You want at least some base phone and sales skills, but what you also want is a past history of tangible value creation. I would say don’t get caught up on whether or not the candidate has tons of real estate experience—you want them to prove to you that they know what it means to create value for a business, that they’ve created value in the past, and that they are motivated to create value for you.

Now, it’s easy to say all that. But how do you actually determine those things throughout the hiring and interview process?

Here are some tips of things to look for when hiring an inside sales agent for your real estate company.

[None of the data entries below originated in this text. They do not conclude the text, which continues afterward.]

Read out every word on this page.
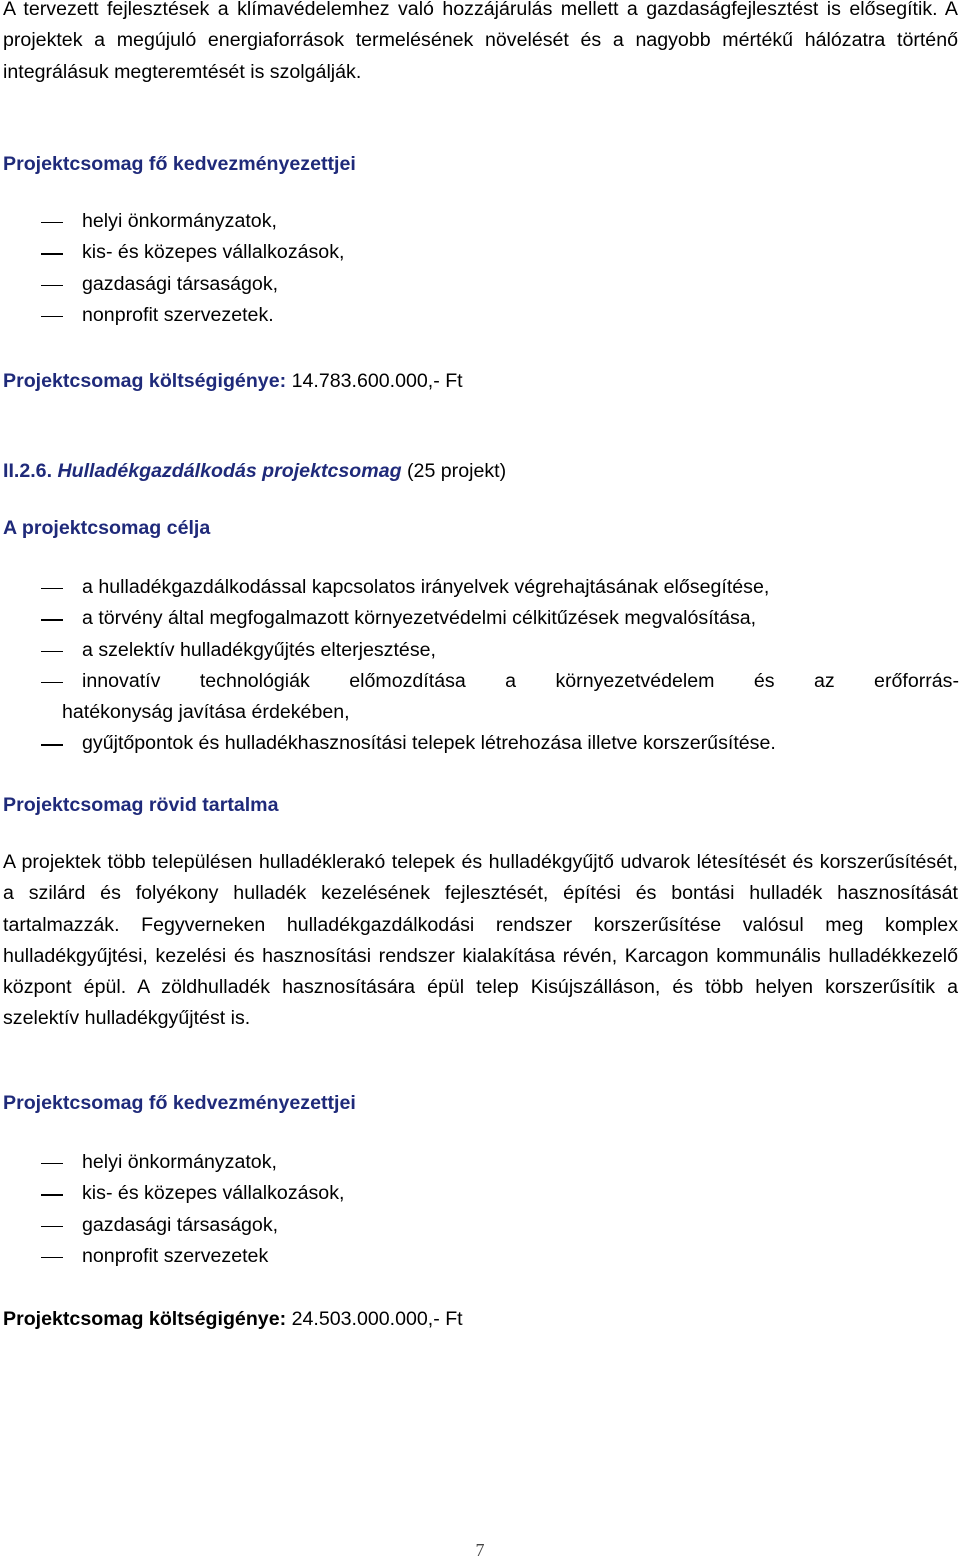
A tervezett fejlesztések a klímavédelemhez való hozzájárulás mellett a gazdaságfejlesztést is elősegítik. A projektek a megújuló energiaforrások termelésének növelését és a nagyobb mértékű hálózatra történő integrálásuk megteremtését is szolgálják.

Projektcsomag fő kedvezményezettjei
helyi önkormányzatok,
kis- és közepes vállalkozások,
gazdasági társaságok,
nonprofit szervezetek.
Projektcsomag költségigénye: 14.783.600.000,- Ft
II.2.6. Hulladékgazdálkodás projektcsomag (25 projekt)
A projektcsomag célja
a hulladékgazdálkodással kapcsolatos irányelvek végrehajtásának elősegítése,
a törvény által megfogalmazott környezetvédelmi célkitűzések megvalósítása,
a szelektív hulladékgyűjtés elterjesztése,
innovatív technológiák előmozdítása a környezetvédelem és az erőforrás-
hatékonyság javítása érdekében,
gyűjtőpontok és hulladékhasznosítási telepek létrehozása illetve korszerűsítése.
Projektcsomag rövid tartalma

A projektek több településen hulladéklerakó telepek és hulladékgyűjtő udvarok létesítését és korszerűsítését, a szilárd és folyékony hulladék kezelésének fejlesztését, építési és bontási hulladék hasznosítását tartalmazzák. Fegyverneken hulladékgazdálkodási rendszer korszerűsítése valósul meg komplex hulladékgyűjtési, kezelési és hasznosítási rendszer kialakítása révén, Karcagon kommunális hulladékkezelő központ épül. A zöldhulladék hasznosítására épül telep Kisújszálláson, és több helyen korszerűsítik a szelektív hulladékgyűjtést is.

Projektcsomag fő kedvezményezettjei
helyi önkormányzatok,
kis- és közepes vállalkozások,
gazdasági társaságok,
nonprofit szervezetek
Projektcsomag költségigénye: 24.503.000.000,- Ft
7
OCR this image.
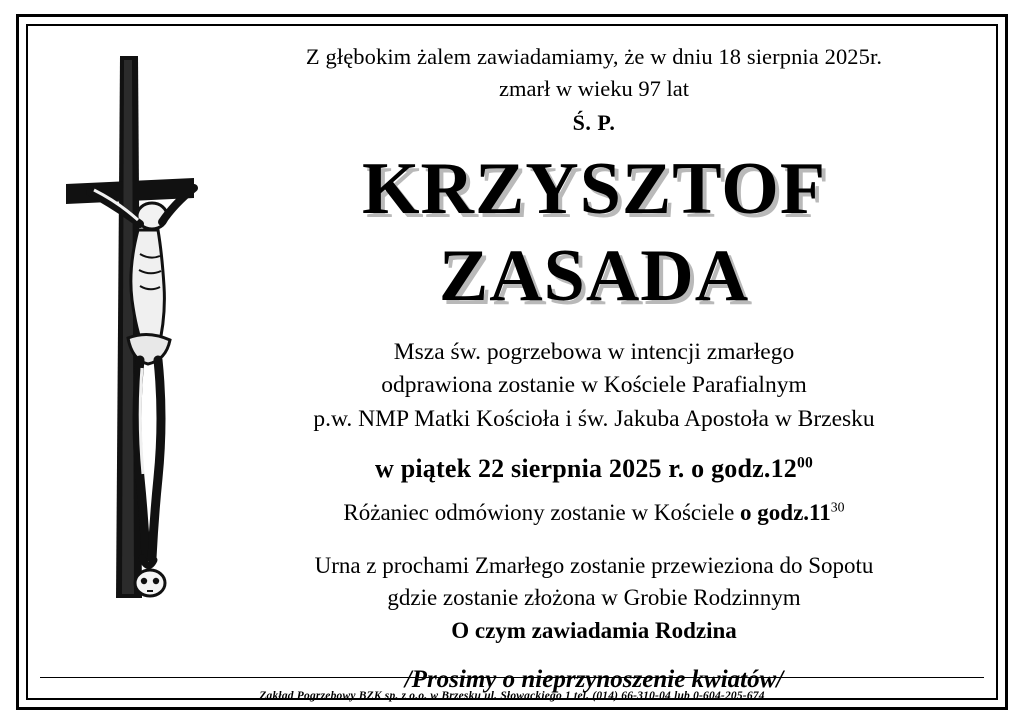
Z głębokim żalem zawiadamiamy, że w dniu 18 sierpnia 2025r.
zmarł w wieku 97 lat
Ś. P.
KRZYSZTOF
ZASADA
Msza św. pogrzebowa w intencji zmarłego
odprawiona zostanie w Kościele Parafialnym
p.w. NMP Matki Kościoła i św. Jakuba Apostoła w Brzesku
w piątek 22 sierpnia 2025 r. o $godz.12^{00}$
Różaniec odmówiony zostanie w Kościele o $godz.11^{30}$
Urna z prochami Zmarłego zostanie przewieziona do Sopotu
gdzie zostanie złożona w Grobie Rodzinnym
O czym zawiadamia Rodzina
/Prosimy o nieprzynoszenie kwiatów/
Zakład Pogrzebowy BZK sp. z o.o. w Brzesku ul. Słowackiego 1 tel. (014) 66-310-04 lub 0-604-205-674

Four Things to Look for When Hiring an Inside Sales Agent

  1. Pay less attention to the type of company they worked for in the past or what their title was and more to how they describe their role and the work they did. In the interview are they just giving you a job description of their role? Or are they telling you a story of their day to day, how they developed the role, how they took on new things, or how they helped grow the business by X amount? You want someone who frames their past experience in a way that highlights what they created and what they tangibly improved.
  2. You want an ISA candidate who can prove they spent a good deal of time looking into your business and your particular market. Someone who did some research and so has a grasp on the type of clients your business typically works with, what types of properties you guys work with clients to buy and sell, the size of your company, how much business you do, who your largest competitors are, etc. They should be able to ask good clarifying questions based on the information they found before the interview.
  1. Keep an eye out if the candidate reaches out to you before the interview. Reaching out before the interview shows a high level of confidence and engagement. It’s a sign of a great potential candidate if, beforehand, they ask you if there is anything specific they should prepare, if they present a few topics they would like to touch on in the interview, if they ask about the dress code, or even if they just ask the names of the different people they will be interviewing or speaking with throughout the process. It shows they are serious about the position.
  1. Hard questions. If the candidate has the nerve to ask you difficult or potentially uncomfortable questions, they are demonstrating a high level of confidence that is sure to pay dividends down the road during their sales conversations. You want someone who knows when to say what, but who isn’t afraid to say what they are thinking or ask hard questions.

When hiring an inside sales agent, if you come across a candidate who is both good on the phone in your initial evaluation and then demonstrates a few or all of the above tips, they are definitely a candidate worth considering for the ISA position.

Just remember, each part of the hiring process should be framed within a context of creating value. You need them to bring more money in to your real estate business then you pay them, it’s as simple as that. And they should show that they know that too.